Ich hasse Musicals.
Aber das hier I like.

Ein Erfahrungsbericht über die Premiere von Der Streik

Will Regisseur Nicolas Stemann die Filterblase zum Platzen bringen? Dieser Mann nimmt die Bibel des kleinen Mannes, Atlas Shrugged, geschrieben von einer kleinen Frau (1.57 Meter) und nach der Bibel der gläubigen Männer, «Die Bibel», das meistgelesene Buch der USA. Er musicalisiert den klischeebeladenen und pseudophilosophischen Wälzer in einen klischeebeladenen und pseudophilosophischen Theaterabend. Der Streik. Für wen? Das gut betuchte Zürcher Publikum, kapitalistisch angezogen und Mitglied in der SP. Die grossen Männer mit der grossen Brieftasche. Stimmt das? Keine Ahnung. Binswanger ist da. Von Peter ist da. Muschg ist da. Sie haben den Kapitalismus bis jetzt leider auch nicht überwinden können.

Stemann überzeichnet. Stemann unterzeichnet. Es ist Satire und es ist Groteske. Es ist Unterhaltung und es ist (Pseudo-)Philosophie. Ayn Rand wird manchmal für bare Münze (hihi) genommen und doch wird vielfach nachgefragt. Hätte sie sechzig Jahre später, nach all den Klimasäuen und Steuersünderinnen, denselben Roman geschrieben? Wahrscheinlich schon, sie hatte eine Vision. Von der Bühne: «Wir kennen nur Tele-Vision.» Dank meistens zündendem Witz und Flow hat Stemann meine Aufmerksamkeit. Ich hasse Musicals. Aber das hier I like. Die Nummern sind mehr Monty Python, mehr Marx Brothers und weniger … na ja, Musical.

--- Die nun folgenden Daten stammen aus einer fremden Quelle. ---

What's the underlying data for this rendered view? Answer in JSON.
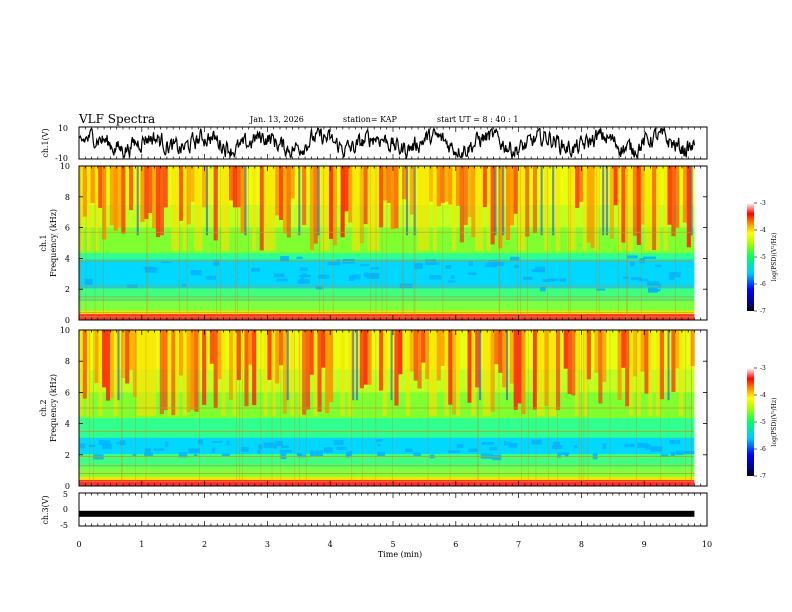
{
  "header": {
    "title": "VLF Spectra",
    "date": "Jan. 13, 2026",
    "station": "station= KAP",
    "start": "start  UT =  8 : 40 : 1"
  },
  "chart_data": [
    {
      "type": "line",
      "panel": "ch1-waveform",
      "ylabel": "ch.1(V)",
      "ylim": [
        -10,
        10
      ],
      "yticks": [
        "10",
        "-10"
      ],
      "xlim": [
        0,
        10
      ],
      "description_series": "noisy oscillation roughly between -6 and 8 V over 0–9.8 min"
    },
    {
      "type": "heatmap",
      "panel": "ch1-spectrogram",
      "ylabel_line1": "ch.1",
      "ylabel_line2": "Frequency (kHz)",
      "ylim": [
        0,
        10
      ],
      "yticks": [
        "0",
        "2",
        "4",
        "6",
        "8",
        "10"
      ],
      "xlim": [
        0,
        9.8
      ],
      "colorbar": {
        "label": "log(PSD)(V²/Hz)",
        "range": [
          -7,
          -3
        ],
        "ticks": [
          "-3",
          "-4",
          "-5",
          "-6",
          "-7"
        ]
      }
    },
    {
      "type": "heatmap",
      "panel": "ch2-spectrogram",
      "ylabel_line1": "ch.2",
      "ylabel_line2": "Frequency (kHz)",
      "ylim": [
        0,
        10
      ],
      "yticks": [
        "0",
        "2",
        "4",
        "6",
        "8",
        "10"
      ],
      "xlim": [
        0,
        9.8
      ],
      "colorbar": {
        "label": "log(PSD)(V²/Hz)",
        "range": [
          -7,
          -3
        ],
        "ticks": [
          "-3",
          "-4",
          "-5",
          "-6",
          "-7"
        ]
      }
    },
    {
      "type": "line",
      "panel": "ch3-waveform",
      "ylabel": "ch.3(V)",
      "ylim": [
        -5,
        5
      ],
      "yticks": [
        "5",
        "0",
        "-5"
      ],
      "level": -1.3,
      "xlim": [
        0,
        9.8
      ]
    }
  ],
  "xaxis": {
    "label": "Time (min)",
    "ticks": [
      "0",
      "1",
      "2",
      "3",
      "4",
      "5",
      "6",
      "7",
      "8",
      "9",
      "10"
    ]
  }
}
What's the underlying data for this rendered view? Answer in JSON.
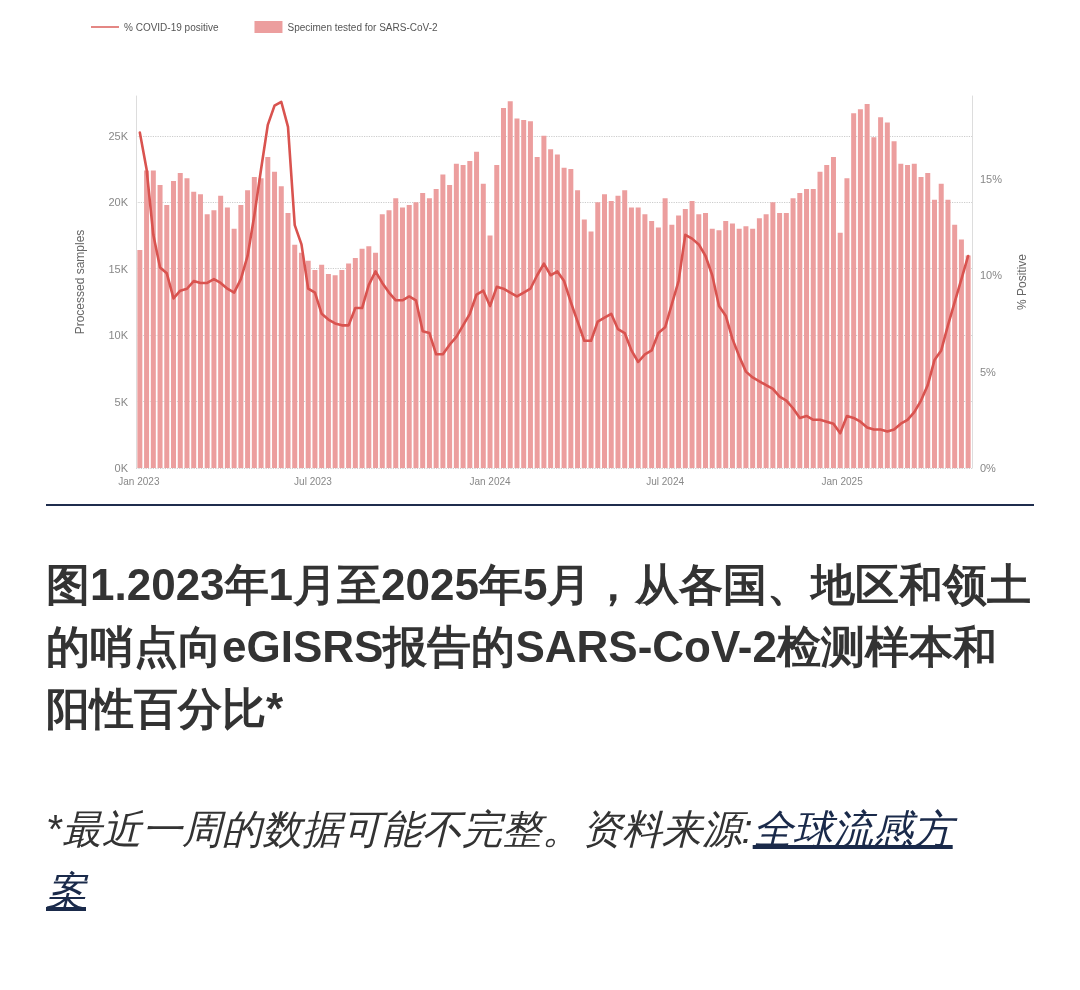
{
  "chart_data": {
    "type": "bar",
    "title": "图1.2023年1月至2025年5月，从各国、地区和领土的哨点向eGISRS报告的SARS-CoV-2检测样本和阳性百分比*",
    "ylabel": "Processed samples",
    "y2label": "% Positive",
    "annotations": [
      "*最近一周的数据可能不完整。资料来源:全球流感方案"
    ],
    "x": [
      "2023-01-02",
      "2023-01-09",
      "2023-01-16",
      "2023-01-23",
      "2023-01-30",
      "2023-02-06",
      "2023-02-13",
      "2023-02-20",
      "2023-02-27",
      "2023-03-06",
      "2023-03-13",
      "2023-03-20",
      "2023-03-27",
      "2023-04-03",
      "2023-04-10",
      "2023-04-17",
      "2023-04-24",
      "2023-05-01",
      "2023-05-08",
      "2023-05-15",
      "2023-05-22",
      "2023-05-29",
      "2023-06-05",
      "2023-06-12",
      "2023-06-19",
      "2023-06-26",
      "2023-07-03",
      "2023-07-10",
      "2023-07-17",
      "2023-07-24",
      "2023-07-31",
      "2023-08-07",
      "2023-08-14",
      "2023-08-21",
      "2023-08-28",
      "2023-09-04",
      "2023-09-11",
      "2023-09-18",
      "2023-09-25",
      "2023-10-02",
      "2023-10-09",
      "2023-10-16",
      "2023-10-23",
      "2023-10-30",
      "2023-11-06",
      "2023-11-13",
      "2023-11-20",
      "2023-11-27",
      "2023-12-04",
      "2023-12-11",
      "2023-12-18",
      "2023-12-25",
      "2024-01-01",
      "2024-01-08",
      "2024-01-15",
      "2024-01-22",
      "2024-01-29",
      "2024-02-05",
      "2024-02-12",
      "2024-02-19",
      "2024-02-26",
      "2024-03-04",
      "2024-03-11",
      "2024-03-18",
      "2024-03-25",
      "2024-04-01",
      "2024-04-08",
      "2024-04-15",
      "2024-04-22",
      "2024-04-29",
      "2024-05-06",
      "2024-05-13",
      "2024-05-20",
      "2024-05-27",
      "2024-06-03",
      "2024-06-10",
      "2024-06-17",
      "2024-06-24",
      "2024-07-01",
      "2024-07-08",
      "2024-07-15",
      "2024-07-22",
      "2024-07-29",
      "2024-08-05",
      "2024-08-12",
      "2024-08-19",
      "2024-08-26",
      "2024-09-02",
      "2024-09-09",
      "2024-09-16",
      "2024-09-23",
      "2024-09-30",
      "2024-10-07",
      "2024-10-14",
      "2024-10-21",
      "2024-10-28",
      "2024-11-04",
      "2024-11-11",
      "2024-11-18",
      "2024-11-25",
      "2024-12-02",
      "2024-12-09",
      "2024-12-16",
      "2024-12-23",
      "2024-12-30",
      "2025-01-06",
      "2025-01-13",
      "2025-01-20",
      "2025-01-27",
      "2025-02-03",
      "2025-02-10",
      "2025-02-17",
      "2025-02-24",
      "2025-03-03",
      "2025-03-10",
      "2025-03-17",
      "2025-03-24",
      "2025-03-31",
      "2025-04-07",
      "2025-04-14",
      "2025-04-21",
      "2025-04-28",
      "2025-05-05",
      "2025-05-12"
    ],
    "series": [
      {
        "name": "% COVID-19 positive",
        "type": "line",
        "axis": "y2",
        "color": "#d9534f",
        "values": [
          17.4,
          15.5,
          12.1,
          10.4,
          10.1,
          8.8,
          9.2,
          9.3,
          9.7,
          9.6,
          9.6,
          9.8,
          9.6,
          9.3,
          9.1,
          9.8,
          11.0,
          13.1,
          15.5,
          17.8,
          18.8,
          19.0,
          17.7,
          12.6,
          11.6,
          9.3,
          9.1,
          8.0,
          7.7,
          7.5,
          7.4,
          7.4,
          8.3,
          8.3,
          9.5,
          10.2,
          9.6,
          9.1,
          8.7,
          8.7,
          8.9,
          8.7,
          7.1,
          7.0,
          5.9,
          5.9,
          6.4,
          6.8,
          7.4,
          8.0,
          9.0,
          9.2,
          8.4,
          9.4,
          9.3,
          9.1,
          8.9,
          9.1,
          9.3,
          10.0,
          10.6,
          10.0,
          10.2,
          9.7,
          8.6,
          7.6,
          6.6,
          6.6,
          7.6,
          7.8,
          8.0,
          7.2,
          7.0,
          6.1,
          5.5,
          5.9,
          6.1,
          7.0,
          7.3,
          8.5,
          9.7,
          12.1,
          11.9,
          11.6,
          11.0,
          10.0,
          8.4,
          7.9,
          6.7,
          5.8,
          5.0,
          4.7,
          4.5,
          4.3,
          4.1,
          3.7,
          3.5,
          3.1,
          2.6,
          2.7,
          2.5,
          2.5,
          2.4,
          2.3,
          1.8,
          2.7,
          2.6,
          2.4,
          2.1,
          2.0,
          2.0,
          1.9,
          2.0,
          2.3,
          2.5,
          2.9,
          3.5,
          4.3,
          5.6,
          6.1,
          7.4,
          8.6,
          9.8,
          11.0
        ]
      },
      {
        "name": "Specimen tested for SARS-CoV-2",
        "color": "#ec9e9e",
        "values": [
          16400,
          22400,
          22400,
          21300,
          19800,
          21600,
          22200,
          21800,
          20800,
          20600,
          19100,
          19400,
          20500,
          19600,
          18000,
          19800,
          20900,
          21900,
          21800,
          23400,
          22300,
          21200,
          19200,
          16800,
          16200,
          15600,
          14900,
          15300,
          14600,
          14500,
          14900,
          15400,
          15800,
          16500,
          16700,
          16200,
          19100,
          19400,
          20300,
          19600,
          19800,
          20000,
          20700,
          20300,
          21000,
          22100,
          21300,
          22900,
          22800,
          23100,
          23800,
          21400,
          17500,
          22800,
          27100,
          27600,
          26300,
          26200,
          26100,
          23400,
          25000,
          24000,
          23600,
          22600,
          22500,
          20900,
          18700,
          17800,
          20000,
          20600,
          20100,
          20500,
          20900,
          19600,
          19600,
          19100,
          18600,
          18100,
          20300,
          18300,
          19000,
          19500,
          20100,
          19100,
          19200,
          18000,
          17900,
          18600,
          18400,
          18000,
          18200,
          18000,
          18800,
          19100,
          20000,
          19200,
          19200,
          20300,
          20700,
          21000,
          21000,
          22300,
          22800,
          23400,
          17700,
          21800,
          26700,
          27000,
          27400,
          24900,
          26400,
          26000,
          24600,
          22900,
          22800,
          22900,
          21900,
          22200,
          20200,
          21400,
          20200,
          18300,
          17200,
          16000
        ]
      }
    ],
    "xlim": [
      "2022-12-29",
      "2025-05-16"
    ],
    "xticks": [
      {
        "value": "2023-01-01",
        "label": "Jan 2023"
      },
      {
        "value": "2023-07-01",
        "label": "Jul 2023"
      },
      {
        "value": "2024-01-01",
        "label": "Jan 2024"
      },
      {
        "value": "2024-07-01",
        "label": "Jul 2024"
      },
      {
        "value": "2025-01-01",
        "label": "Jan 2025"
      }
    ],
    "yticks": [
      {
        "value": 0,
        "label": "0K"
      },
      {
        "value": 5000,
        "label": "5K"
      },
      {
        "value": 10000,
        "label": "10K"
      },
      {
        "value": 15000,
        "label": "15K"
      },
      {
        "value": 20000,
        "label": "20K"
      },
      {
        "value": 25000,
        "label": "25K"
      }
    ],
    "ylim": [
      0,
      28000
    ],
    "y2lim": [
      0,
      19.3
    ],
    "y2ticks": [
      {
        "value": 0,
        "label": "0%"
      },
      {
        "value": 5,
        "label": "5%"
      },
      {
        "value": 10,
        "label": "10%"
      },
      {
        "value": 15,
        "label": "15%"
      }
    ],
    "grid": "y",
    "legend": "top left",
    "marker": "none",
    "line_style": "solid"
  }
}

Mein Gehirn und mein Gewissen machen von 18 bis 21 Uhr Salti Mortali am laufenden Band. Statt hochentwickelte Philosophie an den kleinen Mann zu bringen, bringt Stemann philosophisches Vulgärgewäsch der kleinen Männer und Frauen, das ein Fünftklässler widerlegen könnte, zu den grossen Menschen. Und was passiert? Mir als grossem Mann (na ja, 1.75 Meter) wird bewusst, dass vielleicht nicht alles in Atlas Shrugged Vulgärgewäsch ist. Die Vorwürfe an die staatlichen Geistesmenschen sind nicht immer unbegründet: Weshalb sollen die Leistenden für die Faulen zahlen? Oh my god – wurde ich heute Abend ge-ayn-randet? Der Streik überzeichnet nicht immer so stark, wie es an einem linken Theaterabend möglicherweise in seiner Verantwortung stünde. Ich höre dem Protagonisten Hank Rearden merkwürdig gerne zu, wenn er «die Sozialschmarotzer und Verunmöglicher» in den Topf haut. Aber wenn kapitalistische Argumente derart überzeugen, sind vielleicht linke Gegenentwürfe scheisse? Ist nicht Trump das Arschloch, sondern wir die Nichtskönner*innen? Es täte weh, wäre es wahr. Und das wäre gut.

Natürlich: Es bleiben viele Fragen ungeklärt, Ansätze verstumpfen im Ansatz und am Schluss weiss ich nicht mehr so genau, was Der Streik mir sagen will oder was meine eigene Meinung ist. Aber braucht es in einer vieldeutigen Zeit nicht gerade vieldeutige Geschichten? Die grossen Verliererinnen und Verlierer der Gegenwart sind Menschen, die eine klare Botschaft haben. Antworten gibt es genug, viel wichtiger sind die Fragen. Es lebe die Unsicherheit!